Antifragility is an organizational property, not just a system property. Teams that practice failure, share blameless learnings, and route insight back into design get stronger with each incident. Fragile orgs hide incidents; antifragile orgs schedule them.

Ch. 17 · Vocab
Chaos engineering
Experimenting on a distributed system to build confidence in its ability to withstand turbulent conditions.
Chaos Monkey
Netflix tool that randomly terminates production instances during business hours.
Simian Army
Netflix's broader failure-injection toolkit covering different failure modes and blast radii.
Game day
A planned exercise deliberately failing part of production to test recovery and human response.
Ch. 17 · Vocab
Blast radius
The bounded scope of impact of a chaos experiment.
Steady-state hypothesis
The pre-declared, measurable definition of normal used as success criterion and abort trigger.
Fault injection
Deliberately introducing faults (latency, errors, kills) into a running system.
Antifragility
A property where systems and orgs gain from disorder rather than merely tolerate it.
Ch. 17 · Vocab
Cattle, not pets
A philosophy where instances are interchangeable rather than uniquely nursed.
Resilience vs. robustness
Robustness resists failure; resilience recovers from it.
Ch. 17 · Quiz1 / 4

Multiple choice

A team's design diagrams claim the service "tolerates the loss of any single instance" because it runs three replicas behind a load balancer.
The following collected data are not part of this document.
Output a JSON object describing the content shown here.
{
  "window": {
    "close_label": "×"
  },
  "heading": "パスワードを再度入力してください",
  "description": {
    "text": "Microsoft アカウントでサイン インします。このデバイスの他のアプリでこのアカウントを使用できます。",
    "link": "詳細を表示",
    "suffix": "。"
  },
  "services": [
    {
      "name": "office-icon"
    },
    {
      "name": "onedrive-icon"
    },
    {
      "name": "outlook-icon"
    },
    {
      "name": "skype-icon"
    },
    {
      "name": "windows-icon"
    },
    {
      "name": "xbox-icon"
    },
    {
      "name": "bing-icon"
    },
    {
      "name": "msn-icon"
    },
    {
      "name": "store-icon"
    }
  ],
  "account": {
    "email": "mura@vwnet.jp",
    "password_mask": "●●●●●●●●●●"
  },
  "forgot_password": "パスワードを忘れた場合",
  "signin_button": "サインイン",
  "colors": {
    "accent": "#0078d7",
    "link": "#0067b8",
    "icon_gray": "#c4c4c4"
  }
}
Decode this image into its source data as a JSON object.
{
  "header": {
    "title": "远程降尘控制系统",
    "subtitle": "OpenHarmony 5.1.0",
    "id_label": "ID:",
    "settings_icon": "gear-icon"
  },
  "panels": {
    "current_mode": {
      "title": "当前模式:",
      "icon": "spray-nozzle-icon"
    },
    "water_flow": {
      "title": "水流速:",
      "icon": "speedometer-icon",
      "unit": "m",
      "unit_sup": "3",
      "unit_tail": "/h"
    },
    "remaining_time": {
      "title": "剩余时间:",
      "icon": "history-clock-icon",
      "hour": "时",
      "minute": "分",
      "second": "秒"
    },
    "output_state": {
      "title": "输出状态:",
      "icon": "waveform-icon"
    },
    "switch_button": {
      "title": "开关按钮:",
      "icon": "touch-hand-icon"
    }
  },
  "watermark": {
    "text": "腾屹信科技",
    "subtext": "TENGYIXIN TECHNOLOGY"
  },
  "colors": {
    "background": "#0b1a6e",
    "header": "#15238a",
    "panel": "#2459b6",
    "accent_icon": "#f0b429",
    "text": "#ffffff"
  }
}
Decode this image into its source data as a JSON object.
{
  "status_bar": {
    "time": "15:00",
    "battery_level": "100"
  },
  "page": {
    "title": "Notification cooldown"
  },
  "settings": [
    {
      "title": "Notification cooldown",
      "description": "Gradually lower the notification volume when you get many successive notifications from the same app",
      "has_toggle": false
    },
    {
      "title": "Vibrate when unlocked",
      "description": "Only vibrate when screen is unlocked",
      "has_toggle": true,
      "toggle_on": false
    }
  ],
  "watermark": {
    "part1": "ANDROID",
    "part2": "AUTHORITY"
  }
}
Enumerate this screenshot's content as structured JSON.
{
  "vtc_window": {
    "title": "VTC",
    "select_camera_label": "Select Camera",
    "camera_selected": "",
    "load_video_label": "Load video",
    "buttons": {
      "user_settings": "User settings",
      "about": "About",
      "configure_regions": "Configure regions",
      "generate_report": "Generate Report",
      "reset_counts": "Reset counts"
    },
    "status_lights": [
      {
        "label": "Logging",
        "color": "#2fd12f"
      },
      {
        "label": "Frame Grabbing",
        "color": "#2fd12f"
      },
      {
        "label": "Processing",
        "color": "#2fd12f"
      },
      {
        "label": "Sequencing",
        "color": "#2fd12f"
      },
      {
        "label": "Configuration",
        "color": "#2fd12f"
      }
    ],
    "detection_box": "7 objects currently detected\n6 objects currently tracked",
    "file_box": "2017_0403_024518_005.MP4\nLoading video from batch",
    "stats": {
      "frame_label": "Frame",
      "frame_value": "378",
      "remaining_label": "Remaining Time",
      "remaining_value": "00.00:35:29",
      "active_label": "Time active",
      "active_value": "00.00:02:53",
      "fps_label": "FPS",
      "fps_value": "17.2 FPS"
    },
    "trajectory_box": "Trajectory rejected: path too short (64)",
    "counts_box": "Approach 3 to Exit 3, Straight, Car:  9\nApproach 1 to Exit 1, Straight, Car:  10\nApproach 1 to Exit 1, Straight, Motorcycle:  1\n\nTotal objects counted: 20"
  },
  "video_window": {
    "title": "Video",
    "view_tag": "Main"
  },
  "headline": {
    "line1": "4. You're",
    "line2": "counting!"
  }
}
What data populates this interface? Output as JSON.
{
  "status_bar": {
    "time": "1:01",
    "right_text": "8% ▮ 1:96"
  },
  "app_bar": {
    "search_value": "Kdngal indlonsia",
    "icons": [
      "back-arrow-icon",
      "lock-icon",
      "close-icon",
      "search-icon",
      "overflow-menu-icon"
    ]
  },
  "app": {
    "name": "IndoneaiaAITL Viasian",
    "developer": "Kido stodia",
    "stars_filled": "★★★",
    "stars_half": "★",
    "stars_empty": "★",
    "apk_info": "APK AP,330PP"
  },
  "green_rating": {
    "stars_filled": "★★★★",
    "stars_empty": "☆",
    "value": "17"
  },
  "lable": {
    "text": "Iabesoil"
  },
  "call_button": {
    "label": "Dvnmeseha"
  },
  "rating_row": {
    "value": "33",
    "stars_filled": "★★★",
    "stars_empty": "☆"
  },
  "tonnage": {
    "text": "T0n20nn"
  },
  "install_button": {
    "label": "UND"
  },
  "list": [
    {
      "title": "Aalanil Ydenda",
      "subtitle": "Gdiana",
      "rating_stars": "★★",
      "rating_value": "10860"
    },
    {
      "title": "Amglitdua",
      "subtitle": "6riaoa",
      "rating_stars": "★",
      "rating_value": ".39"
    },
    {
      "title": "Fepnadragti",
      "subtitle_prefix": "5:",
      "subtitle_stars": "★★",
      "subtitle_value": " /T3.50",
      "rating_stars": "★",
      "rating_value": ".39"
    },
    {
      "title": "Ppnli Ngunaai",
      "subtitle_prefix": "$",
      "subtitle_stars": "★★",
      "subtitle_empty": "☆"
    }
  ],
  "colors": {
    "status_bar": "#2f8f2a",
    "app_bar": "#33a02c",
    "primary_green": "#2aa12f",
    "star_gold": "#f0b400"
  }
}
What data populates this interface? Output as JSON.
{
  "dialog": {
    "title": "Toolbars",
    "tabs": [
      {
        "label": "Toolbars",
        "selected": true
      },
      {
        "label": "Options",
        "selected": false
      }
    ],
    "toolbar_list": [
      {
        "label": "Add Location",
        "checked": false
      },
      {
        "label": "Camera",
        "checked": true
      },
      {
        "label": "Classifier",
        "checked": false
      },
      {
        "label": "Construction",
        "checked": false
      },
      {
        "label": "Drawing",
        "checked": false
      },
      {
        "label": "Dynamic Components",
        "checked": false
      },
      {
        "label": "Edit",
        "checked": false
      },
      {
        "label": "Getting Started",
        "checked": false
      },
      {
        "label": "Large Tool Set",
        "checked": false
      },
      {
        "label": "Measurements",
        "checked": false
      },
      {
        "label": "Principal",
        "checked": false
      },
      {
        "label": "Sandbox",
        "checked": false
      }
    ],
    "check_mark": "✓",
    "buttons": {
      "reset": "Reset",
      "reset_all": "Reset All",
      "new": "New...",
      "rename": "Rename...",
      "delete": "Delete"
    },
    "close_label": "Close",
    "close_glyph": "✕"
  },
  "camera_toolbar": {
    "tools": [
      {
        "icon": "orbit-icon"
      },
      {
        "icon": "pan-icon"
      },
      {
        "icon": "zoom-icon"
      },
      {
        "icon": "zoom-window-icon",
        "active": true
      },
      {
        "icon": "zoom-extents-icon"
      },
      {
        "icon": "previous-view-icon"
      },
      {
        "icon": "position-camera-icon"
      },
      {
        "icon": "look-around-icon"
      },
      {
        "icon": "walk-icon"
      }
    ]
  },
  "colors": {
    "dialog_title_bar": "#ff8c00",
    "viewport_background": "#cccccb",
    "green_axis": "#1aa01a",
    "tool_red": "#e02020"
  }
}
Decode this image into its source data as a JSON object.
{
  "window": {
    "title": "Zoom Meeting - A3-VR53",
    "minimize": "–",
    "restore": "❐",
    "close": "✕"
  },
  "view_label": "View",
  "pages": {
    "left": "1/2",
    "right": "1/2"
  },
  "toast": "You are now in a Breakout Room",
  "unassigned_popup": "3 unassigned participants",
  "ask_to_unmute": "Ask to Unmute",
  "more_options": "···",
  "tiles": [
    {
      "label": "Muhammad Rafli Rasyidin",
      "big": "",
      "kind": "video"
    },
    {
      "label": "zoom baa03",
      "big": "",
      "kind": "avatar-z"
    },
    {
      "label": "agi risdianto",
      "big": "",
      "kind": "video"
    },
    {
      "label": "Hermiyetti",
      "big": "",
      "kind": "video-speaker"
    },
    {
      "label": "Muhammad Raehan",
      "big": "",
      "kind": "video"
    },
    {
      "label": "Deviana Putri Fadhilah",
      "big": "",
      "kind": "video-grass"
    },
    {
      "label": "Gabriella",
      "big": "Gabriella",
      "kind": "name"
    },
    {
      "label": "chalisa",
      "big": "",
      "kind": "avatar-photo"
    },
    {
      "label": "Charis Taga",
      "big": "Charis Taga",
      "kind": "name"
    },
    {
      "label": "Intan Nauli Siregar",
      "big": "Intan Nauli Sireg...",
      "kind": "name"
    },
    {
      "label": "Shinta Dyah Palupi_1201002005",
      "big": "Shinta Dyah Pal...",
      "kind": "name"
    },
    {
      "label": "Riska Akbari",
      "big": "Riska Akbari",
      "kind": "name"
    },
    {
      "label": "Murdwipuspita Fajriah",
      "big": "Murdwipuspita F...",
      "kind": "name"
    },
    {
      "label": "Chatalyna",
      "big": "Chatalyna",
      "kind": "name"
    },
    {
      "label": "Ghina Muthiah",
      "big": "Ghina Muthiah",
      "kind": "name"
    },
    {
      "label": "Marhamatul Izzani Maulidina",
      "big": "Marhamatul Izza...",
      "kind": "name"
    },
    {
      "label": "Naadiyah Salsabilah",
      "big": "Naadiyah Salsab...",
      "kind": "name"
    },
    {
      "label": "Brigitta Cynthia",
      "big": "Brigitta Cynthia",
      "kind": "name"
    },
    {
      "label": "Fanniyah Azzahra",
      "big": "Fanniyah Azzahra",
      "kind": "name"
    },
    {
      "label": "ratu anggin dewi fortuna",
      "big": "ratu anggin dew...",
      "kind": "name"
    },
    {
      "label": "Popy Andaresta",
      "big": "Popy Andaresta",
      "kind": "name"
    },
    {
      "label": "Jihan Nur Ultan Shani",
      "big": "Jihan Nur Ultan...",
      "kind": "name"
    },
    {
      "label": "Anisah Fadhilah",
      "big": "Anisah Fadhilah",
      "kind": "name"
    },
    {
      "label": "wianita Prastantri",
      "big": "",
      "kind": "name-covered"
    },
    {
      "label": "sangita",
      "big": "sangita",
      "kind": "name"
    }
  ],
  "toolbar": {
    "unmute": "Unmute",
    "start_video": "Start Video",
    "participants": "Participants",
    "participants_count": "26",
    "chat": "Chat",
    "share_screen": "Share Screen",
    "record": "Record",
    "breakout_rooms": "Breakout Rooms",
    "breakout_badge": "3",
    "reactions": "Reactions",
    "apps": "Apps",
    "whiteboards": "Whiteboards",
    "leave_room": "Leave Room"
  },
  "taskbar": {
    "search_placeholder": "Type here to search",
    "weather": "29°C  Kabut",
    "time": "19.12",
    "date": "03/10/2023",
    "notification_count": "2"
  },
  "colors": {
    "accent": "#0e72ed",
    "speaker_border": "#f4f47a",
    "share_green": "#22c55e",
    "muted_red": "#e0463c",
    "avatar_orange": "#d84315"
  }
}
The team has never killed an instance in production. From a chaos-engineering perspective, what is true?

Ch. 17 · Quiz2 / 4

Spot the issue

A team excited about chaos engineering schedules an experiment for next Friday: at 14:00 they will simultaneously kill one entire Availability Zone, inject 5s latency across all internal RPCs, and drop 30% of database connections. They have no defined steady-state metric, no abort criteria, and no consolidated dashboard. What is wrong?

Ch. 17 · Quiz3 / 4

Multiple choice

Before running a chaos experiment, an SRE team writes down "checkout success rate stays above 99.5% and p99 latency stays under 800ms for the duration." During the experiment, success rate drops to 97%. What role does that pre-declared metric play?

Ch. 17 · Quiz4 / 4

True / False

Antifragility is purely a property of the technical system; the org that operates it cannot be made antifragile.

Key Takeaways

01

Software has no value until it runs in production, and production exposes failure modes that no test environment can reproduce.

02

Faults are inevitable, but failures are designable — defend integration points, cap blast radius, and never assume a remote call returns.

03

Deployability is a first-class design property, not an ops afterthought; immutable artifacts and zero-downtime patterns belong in the architecture.

04

Postel's Law plus expand/contract migrations let you evolve schemas and APIs without coordinated lockstep releases.

05

Conway's Law makes org structure load-bearing; teams designed for autonomy produce architectures designed for change.

06

Antifragility is earned by breaking things on purpose under bounded blast radius — chaos engineering converts hope into evidence.